Joel Baden is Professor of Hebrew Bible at the Yale Divinity School. He holds degrees in Judaic Studies (BA, Yale), Semitic Languages (MA, University of Chicago), and Hebrew Bible (PhD, Harvard). He specializes in the literary history of the Hebrew Bible, particularly of the Pentateuch, as well as in disability theory in biblical studies. Along with numerous scholarly articles and essays, he has authored four books.

This exchange focuses on his book The Historical David: The Real Life of an Invented Hero (HarperOne, 2014). You can find parts one and two here and here.


Dear Professor Baden,

In the previous round you described King David as a very earthy politician. “He was constantly on a campaign”, you wrote, “and I think we can in many ways read the biblical narrative as the press release for that campaign.”

A curious aspect of this “press release”, though, is that the final biblical narrative as we know it was only ‘released’ hundreds of years after the events it purports to describe. This raises some questions as to whose press release and whose campaign we are talking about. Was the glorification of David’s legacy something he himself was responsible for, was it chiefly the product later generations? Was it cynically contrived at some point, or did the myth gradually evolve throughout the centuries?

And more generally speaking, what can the discrepancies between ‘Mythical David’ and ‘Historical David’ teach us about the way the Biblical narrative was formed and edited? How do you expect your account to change the reader’s attitude toward early Jewish history?

(I know I bombarded you with quite a few questions there, but I thought we should go out with a bang. Thanks again for the book and for participating in this exchange.)




Dear Shmuel,

We have to keep in mind that the “press release” for David went through a number of editions – it was printed and reprinted, as it were, and even replaced by alternative versions. So while it is undoubtedly true that the version we have in the books of Samuel and Kings didn’t exist in its canonical form until some time after the exile, which is to say hundreds of years after David lived, that doesn’t mean that the David story itself dates from that time. Rather, we must recognize, as scholars have for hundreds of years now, that the books of Samuel and Kings contain a lot of much earlier material, collected and edited together around the time of the exile in the sixth century BCE. I think it’s safe to say that the David narrative is some of that earlier material.

The indications that it is in fact from around David’s time, the tenth century or so, are in the text itself. All the stories in which David comes off as violent, or potentially so; all the embarrassing details, especially his having worked with and lived among Israel’s arch-enemy, the Philistines, for over a year; all the events that speak poorly of David’s power and influence, such as the success of Absalom’s revolt – all these make little sense as part of a much later recreation of David’s life. They are the kinds of stories that one tells, and then spins, only when one has to. These aren’t cynical contrivance, entirely invented. I say that with some confidence because we in fact know exactly what it looks like when a much later author has free rein to retell David’s legend: we have the version from the book of Chronicles, from around 400 BCE. None of those potentially embarrassing stories exist in the Chronicles version of David’s life: it’s all glorious.

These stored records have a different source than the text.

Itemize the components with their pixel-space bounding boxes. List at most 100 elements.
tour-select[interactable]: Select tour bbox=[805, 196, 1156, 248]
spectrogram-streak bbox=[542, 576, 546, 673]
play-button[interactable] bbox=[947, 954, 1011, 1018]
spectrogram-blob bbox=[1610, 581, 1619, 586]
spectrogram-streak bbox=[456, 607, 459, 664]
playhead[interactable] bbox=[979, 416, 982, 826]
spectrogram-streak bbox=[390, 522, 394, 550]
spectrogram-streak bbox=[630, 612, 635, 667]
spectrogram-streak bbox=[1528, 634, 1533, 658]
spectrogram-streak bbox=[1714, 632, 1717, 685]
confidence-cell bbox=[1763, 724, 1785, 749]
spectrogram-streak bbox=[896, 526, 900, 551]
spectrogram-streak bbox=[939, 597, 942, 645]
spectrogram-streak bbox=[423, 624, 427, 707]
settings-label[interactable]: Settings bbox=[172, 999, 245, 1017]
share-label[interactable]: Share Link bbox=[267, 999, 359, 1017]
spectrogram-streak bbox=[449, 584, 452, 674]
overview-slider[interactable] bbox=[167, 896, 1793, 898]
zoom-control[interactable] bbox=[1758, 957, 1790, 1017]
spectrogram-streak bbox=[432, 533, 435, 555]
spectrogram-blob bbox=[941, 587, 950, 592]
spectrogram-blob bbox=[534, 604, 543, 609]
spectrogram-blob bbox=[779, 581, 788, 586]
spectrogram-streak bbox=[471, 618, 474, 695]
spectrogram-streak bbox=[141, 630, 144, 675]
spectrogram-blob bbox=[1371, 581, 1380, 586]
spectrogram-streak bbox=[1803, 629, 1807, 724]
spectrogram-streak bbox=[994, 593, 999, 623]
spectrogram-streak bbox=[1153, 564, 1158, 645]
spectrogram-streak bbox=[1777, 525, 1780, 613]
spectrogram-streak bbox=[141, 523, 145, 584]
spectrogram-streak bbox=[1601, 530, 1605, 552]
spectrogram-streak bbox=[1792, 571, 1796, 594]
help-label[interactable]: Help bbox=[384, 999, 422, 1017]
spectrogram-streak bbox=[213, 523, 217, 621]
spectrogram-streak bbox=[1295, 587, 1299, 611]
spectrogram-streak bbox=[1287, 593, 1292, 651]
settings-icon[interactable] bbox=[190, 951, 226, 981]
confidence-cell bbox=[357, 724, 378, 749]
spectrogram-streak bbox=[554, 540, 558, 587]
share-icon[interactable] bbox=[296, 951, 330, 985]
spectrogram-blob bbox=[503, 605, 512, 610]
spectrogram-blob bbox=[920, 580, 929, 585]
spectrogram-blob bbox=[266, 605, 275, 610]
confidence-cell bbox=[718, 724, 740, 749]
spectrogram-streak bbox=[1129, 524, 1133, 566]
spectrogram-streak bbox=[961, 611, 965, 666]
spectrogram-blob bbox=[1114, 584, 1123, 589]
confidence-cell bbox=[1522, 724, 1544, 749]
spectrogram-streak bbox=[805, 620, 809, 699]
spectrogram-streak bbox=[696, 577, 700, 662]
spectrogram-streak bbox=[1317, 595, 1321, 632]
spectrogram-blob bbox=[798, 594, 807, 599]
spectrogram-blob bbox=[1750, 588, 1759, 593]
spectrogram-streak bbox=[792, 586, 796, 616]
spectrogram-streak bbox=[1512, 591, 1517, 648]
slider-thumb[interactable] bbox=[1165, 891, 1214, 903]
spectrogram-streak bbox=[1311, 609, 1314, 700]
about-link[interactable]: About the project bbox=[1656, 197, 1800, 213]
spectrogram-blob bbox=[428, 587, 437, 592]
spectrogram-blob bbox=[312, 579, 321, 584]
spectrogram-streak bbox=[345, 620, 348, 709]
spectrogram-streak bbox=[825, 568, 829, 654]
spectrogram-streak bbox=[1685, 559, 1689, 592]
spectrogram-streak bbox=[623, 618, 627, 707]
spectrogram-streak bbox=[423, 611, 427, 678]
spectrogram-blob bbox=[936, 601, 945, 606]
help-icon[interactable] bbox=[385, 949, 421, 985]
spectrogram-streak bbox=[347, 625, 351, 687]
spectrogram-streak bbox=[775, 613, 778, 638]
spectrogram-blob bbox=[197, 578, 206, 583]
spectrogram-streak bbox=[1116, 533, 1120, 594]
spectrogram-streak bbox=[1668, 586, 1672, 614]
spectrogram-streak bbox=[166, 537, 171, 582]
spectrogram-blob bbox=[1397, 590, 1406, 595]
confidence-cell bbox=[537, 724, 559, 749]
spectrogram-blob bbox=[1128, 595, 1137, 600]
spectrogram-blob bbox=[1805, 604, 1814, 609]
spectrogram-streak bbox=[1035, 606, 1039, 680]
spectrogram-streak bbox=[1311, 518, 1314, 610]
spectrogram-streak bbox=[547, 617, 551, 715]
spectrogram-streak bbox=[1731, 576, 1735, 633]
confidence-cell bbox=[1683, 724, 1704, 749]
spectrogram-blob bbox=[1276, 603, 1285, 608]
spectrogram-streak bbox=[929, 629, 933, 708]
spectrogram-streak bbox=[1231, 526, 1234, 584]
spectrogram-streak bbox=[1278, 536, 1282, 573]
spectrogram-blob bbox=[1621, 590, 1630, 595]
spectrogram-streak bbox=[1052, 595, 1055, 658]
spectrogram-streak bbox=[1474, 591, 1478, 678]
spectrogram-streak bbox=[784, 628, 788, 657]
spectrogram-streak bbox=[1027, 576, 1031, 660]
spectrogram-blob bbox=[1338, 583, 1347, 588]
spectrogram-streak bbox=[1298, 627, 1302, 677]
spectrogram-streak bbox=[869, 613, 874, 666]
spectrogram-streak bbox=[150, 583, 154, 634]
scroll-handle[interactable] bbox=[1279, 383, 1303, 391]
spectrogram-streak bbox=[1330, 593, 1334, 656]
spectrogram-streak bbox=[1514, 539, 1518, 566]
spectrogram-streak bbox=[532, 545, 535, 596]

So while I wouldn’t go so far as to say that David himself was responsible for the promulgation of his PR campaign, it is probably safe to say that it was undertaken in or just after his reign. And it’s too simple to ask whether it was only from his time or chiefly from later: it was both, as the narrative in Samuel-Kings underwent constant revision, and as the alternative cleaned-up version in Chronicles was composed anew.

In the broad terms of your final question: what I most want people to understand in this regard is that the biblical text always has an agenda, and that its meaning is never quite stable. The original authors may have intended us to read it and understand it in a certain way, but later editors have put their own stamps on the book, and changed its focus and import. And we of course bring our own biases and predispositions to the text, which color how we encounter and understand it.

It’s less about changing attitudes toward early Jewish history and more about recognizing where our notion of that history comes from. Are we really talking about history in the modern objective sense of what may have actually happened and why? Or are we talking about a version of history that is part of the story that we as Jews have been telling ourselves for millennia? Neither is more valuable or more “real” than the other, in the end. The Jewish story, whether it is historically “true” or not, is certainly “true” in the most important sense of providing us with a guiding set of values and self-conception, in which we all participate far more than we ever could in a sequence of events from thousands of years ago.

It’s been a pleasure – thanks for the opportunity.